When it comes to the consumption of soy, nutrition experts are divided. Some claim that soy is without a doubt a healthy choice for human consumption. Tofu and other soy products have been recommended for many years. Indeed, the shelves of health-food stores are lined with products made with soy. More recently, however, specialists have begun to think that soy products aren’t actually healthy at all, and might do more harm than good as they are said to contain cancer-causing compounds called phytochemicals. And yet there’s still no consensus on soy. The debate continues.
Can soy help women to get pregnant faster? The Harvard research
In a study from 2016, researchers found that soy could help women conceive faster. Sorry, come again? How exactly does that work?
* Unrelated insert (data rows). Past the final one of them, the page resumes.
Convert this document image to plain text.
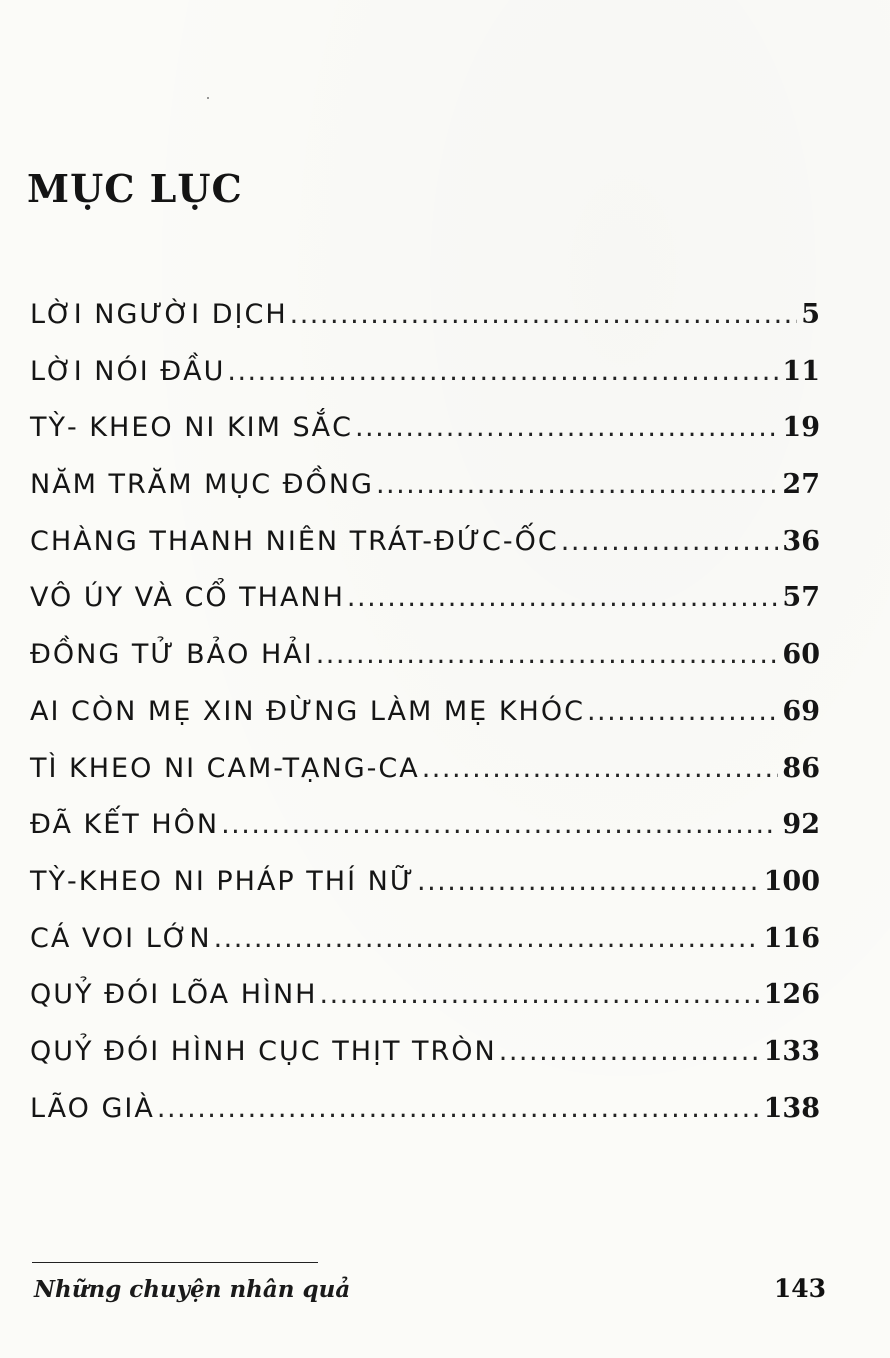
MỤC LỤC
LỜI NGƯỜI DỊCH .....	5
LỜI NÓI ĐẦU .....	11
TỲ- KHEO NI KIM SẮC .....	19
NĂM TRĂM MỤC ĐỒNG .....	27
CHÀNG THANH NIÊN TRÁT-ĐỨC-ỐC .....	36
VÔ ÚY VÀ CỔ THANH .....	57
ĐỒNG TỬ BẢO HẢI .....	60
AI CÒN MẸ XIN ĐỪNG LÀM MẸ KHÓC .....	69
TÌ KHEO NI CAM-TẠNG-CA .....	86
ĐÃ KẾT HÔN .....	92
TỲ-KHEO NI PHÁP THÍ NỮ .....	100
CÁ VOI LỚN .....	116
QUỶ ĐÓI LÕA HÌNH .....	126
QUỶ ĐÓI HÌNH CỤC THỊT TRÒN .....	133
LÃO GIÀ .....	138
Những chuyện nhân quả	143
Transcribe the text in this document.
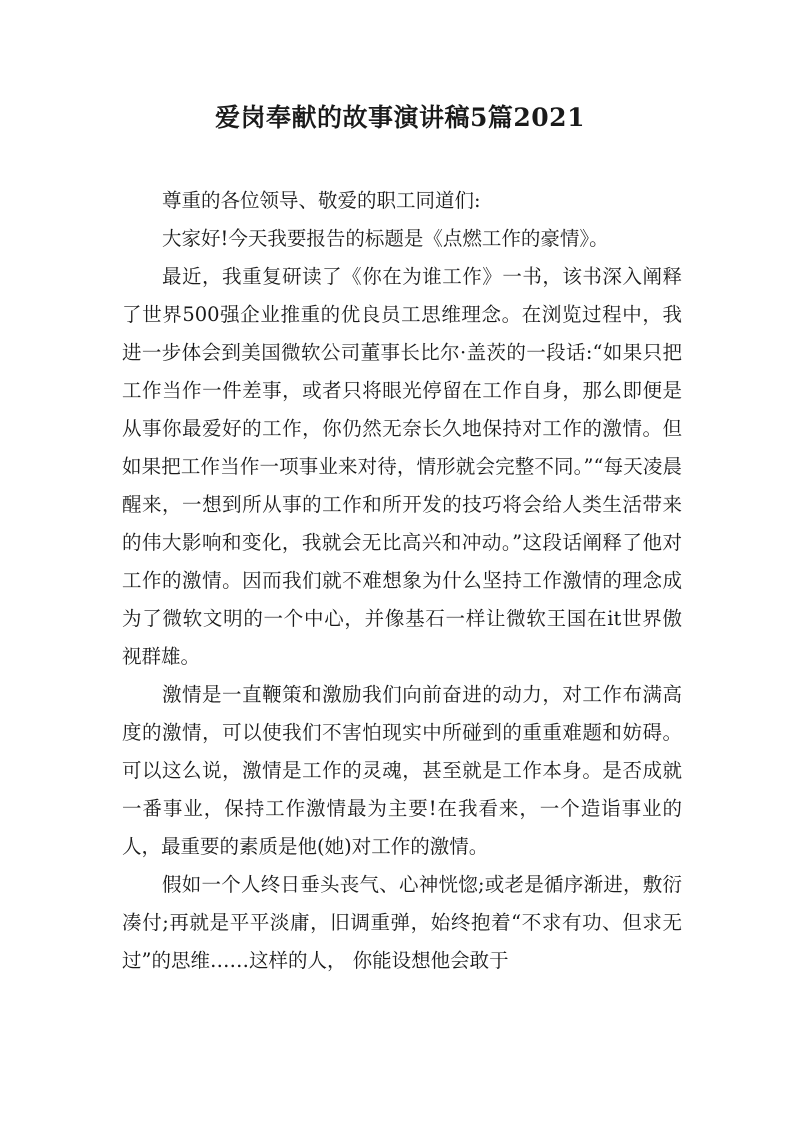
爱岗奉献的故事演讲稿5篇2021

尊重的各位领导、敬爱的职工同道们:

大家好!今天我要报告的标题是《点燃工作的豪情》。

最近，我重复研读了《你在为谁工作》一书，该书深入阐释了世界500强企业推重的优良员工思维理念。在浏览过程中，我进一步体会到美国微软公司董事长比尔·盖茨的一段话:“如果只把工作当作一件差事，或者只将眼光停留在工作自身，那么即便是从事你最爱好的工作，你仍然无奈长久地保持对工作的激情。但如果把工作当作一项事业来对待，情形就会完整不同。”“每天凌晨醒来，一想到所从事的工作和所开发的技巧将会给人类生活带来的伟大影响和变化，我就会无比高兴和冲动。”这段话阐释了他对工作的激情。因而我们就不难想象为什么坚持工作激情的理念成为了微软文明的一个中心，并像基石一样让微软王国在it世界傲视群雄。

激情是一直鞭策和激励我们向前奋进的动力，对工作布满高度的激情，可以使我们不害怕现实中所碰到的重重难题和妨碍。可以这么说，激情是工作的灵魂，甚至就是工作本身。是否成就一番事业，保持工作激情最为主要!在我看来，一个造诣事业的人，最重要的素质是他(她)对工作的激情。

假如一个人终日垂头丧气、心神恍惚;或老是循序渐进，敷衍凑付;再就是平平淡庸，旧调重弹，始终抱着“不求有功、但求无过”的思维……这样的人， 你能设想他会敢于
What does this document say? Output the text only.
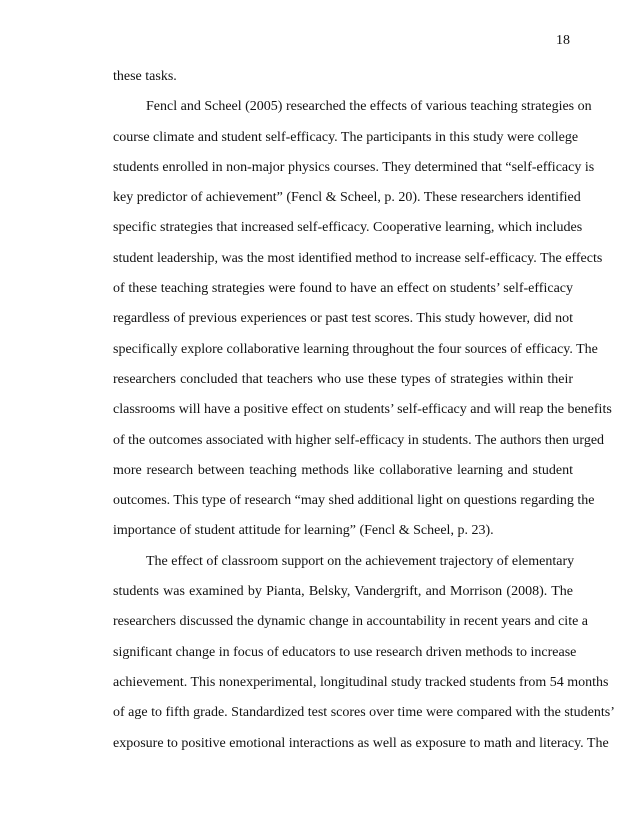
18
these tasks.
Fencl and Scheel (2005) researched the effects of various teaching strategies on
course climate and student self-efficacy. The participants in this study were college
students enrolled in non-major physics courses. They determined that “self-efficacy is
key predictor of achievement” (Fencl & Scheel, p. 20). These researchers identified
specific strategies that increased self-efficacy. Cooperative learning, which includes
student leadership, was the most identified method to increase self-efficacy. The effects
of these teaching strategies were found to have an effect on students’ self-efficacy
regardless of previous experiences or past test scores. This study however, did not
specifically explore collaborative learning throughout the four sources of efficacy. The
researchers concluded that teachers who use these types of strategies within their
classrooms will have a positive effect on students’ self-efficacy and will reap the benefits
of the outcomes associated with higher self-efficacy in students. The authors then urged
more research between teaching methods like collaborative learning and student
outcomes. This type of research “may shed additional light on questions regarding the
importance of student attitude for learning” (Fencl & Scheel, p. 23).
The effect of classroom support on the achievement trajectory of elementary
students was examined by Pianta, Belsky, Vandergrift, and Morrison (2008). The
researchers discussed the dynamic change in accountability in recent years and cite a
significant change in focus of educators to use research driven methods to increase
achievement. This nonexperimental, longitudinal study tracked students from 54 months
of age to fifth grade. Standardized test scores over time were compared with the students’
exposure to positive emotional interactions as well as exposure to math and literacy. The
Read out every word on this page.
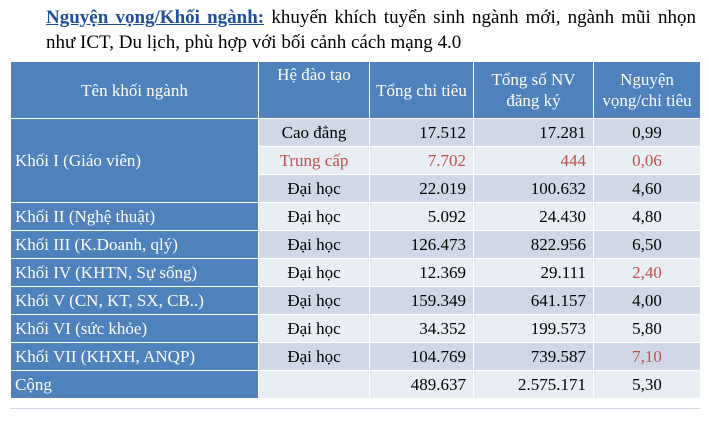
Nguyện vọng/Khối ngành: khuyến khích tuyển sinh ngành mới, ngành mũi nhọn như ICT, Du lịch, phù hợp với bối cảnh cách mạng 4.0
Tên khối ngành	Hệ đào tạo	Tổng chỉ tiêu	Tổng số NV đăng ký	Nguyện vọng/chỉ tiêu
Khối I (Giáo viên)	Cao đẳng	17.512	17.281	0,99
	Trung cấp	7.702	444	0,06
	Đại học	22.019	100.632	4,60
Khối II (Nghệ thuật)	Đại học	5.092	24.430	4,80
Khối III (K.Doanh, qlý)	Đại học	126.473	822.956	6,50
Khối IV (KHTN, Sự sống)	Đại học	12.369	29.111	2,40
Khối V (CN, KT, SX, CB..)	Đại học	159.349	641.157	4,00
Khối VI (sức khỏe)	Đại học	34.352	199.573	5,80
Khối VII (KHXH, ANQP)	Đại học	104.769	739.587	7,10
Cộng		489.637	2.575.171	5,30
Well, something like this: soy neutralizes the harmful effects of the chemical bisphenol A (BPA), commonly found in composite packaging, microwavable dishes, milk cartons, bottles and food and beverage containers as well as can coatings. Even nail varnish, tooth seals and sunglasses can contain BPA. During the study, Harvard found that women attempting to conceive via artificial insemination were up to 50% less successful if their urine BPA levels were high. But that was only the case for women whose diets did not include soy products. For women who did eat soy products two to three times per week, the results were somewhat different: it was found that high BPA levels did not reduce their chances of conception.
Based on the results, the authors of the study recommended that women planning to have a child should include more soy products in their diets, and emphasized in particular the importance of soy to women undergoing artificial insemination. But just how much soy should a woman eat? According to the authors, a portion of soy every two to three days is enough to make conception quicker. However, it’s not only women who can benefit from eating more soy. The results of the study suggest that soy can also have a positive influence on male potency. This is because soy contains the amino acid arginine (also found in cereal products), which is important for many processes in the testes and the penis and has a positive influence on sperm dynamics.
Soy during pregnancy? Experts say: no!
While soy might be beneficial before pregnancy, apparently it isn’t during. Experts now advise pregnant women against regularly eating soy products. It’s certainly a controversial topic. So far there have been no human trials, and only animal studies and computer models have been used to investigate the effects of soy on pregnancy. The problem is that soy contains phytic acid (phytate). Phytic acid is known to inhibit the absorption of essential minerals such as calcium, magnesium, iron and zinc – all of which are important for the health of an unborn child. Furthermore, soy or soy milk contains a large number of plant estrogens called isoflavonoids. It’s a fact that excess estrogen during pregnancy can lead to malformations of the fetus and even fertility disorders during the period of lactation. Whether plant estrogens pose the same danger to pregnant women is still unknown.
For consumers, then, there are still no clear recommendations. The case for and against soy remains open. But the solution may just lie somewhere in the middle. And what’s true for most things in life might ring true for soy: eating it every now and then is healthy. But excessive consumption of soy should be avoided.